Hey, I have been using Gene Ontology to try to understand some differently express gene and I am now wondering if I should trust the GO annotation.
I was looking at serpinb2, for this gene I am getting GO term: GO:0005576 'extracellular region' and GO:0005615 'extracellular space'. However when I cross reference with Protein atlas, which have antibodies staining assays, then it seems to be clearly inside the cell around the golgi apparatus.
I have been trying to get the reference of those go annotation without success. Therefore which one should be trust, annotation or antibodies staining ?
As an aside, when you have discrepancies between two data sources, you should question both data sources. Here, you imply that not seeing the protein in the extracellular space in the HPA antibody staining means the GO annotation is likely wrong. The problem is that the antibody staining may be done under fixation conditions that do not preserve extracellular proteins and so the HPA can't report on them. Absence of evidence is not evidence of absence. When dealing with experimental data, you need to make sure you understand their limitations before reaching conclusions.

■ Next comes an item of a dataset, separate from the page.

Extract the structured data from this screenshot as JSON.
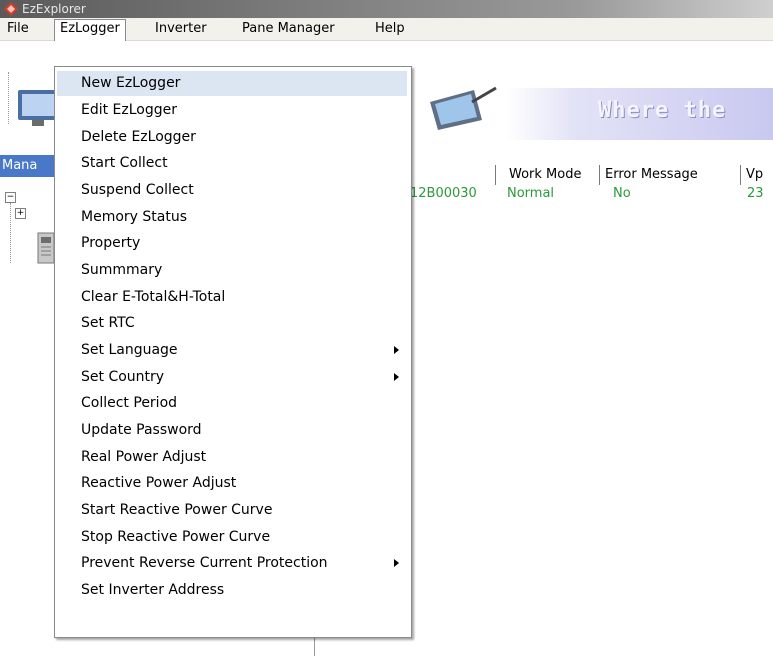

Well I may have add that I looked at mass spec data of cell surface for many cell lines, and didn't find much serpinb2, also for some reason the source of the go annotation can not be verified, the link does not work for me. I am not saying the annotation if false, but in this case I am more likely to discard it until I can verify the source.
As far as I could figure it out, one annotation comes from the Reactome database which is largely manually curated, the other from the Panther database annotation of the serpin family. On the other hand, experimental evidence is often conflicted and a lot also depends on context which current GO annotations don't capture, e.g. maybe SERPINB2 is extracellular in certain cell types or conditions and this may or may not be relevant to your work. In this case, SERPINB2 is a well known secreted protein (its synonym is plasminogen activator inhibitor 2) but only in response to some signal, see for example this paper. My point is that in the end, trusting a data set is a subjective matter. However, for statistical data analysis, the handling has to be consistent. It is fine to go gene by gene and review the evidence but when playing this game, one often needs to go deep in the literature to form an opinion.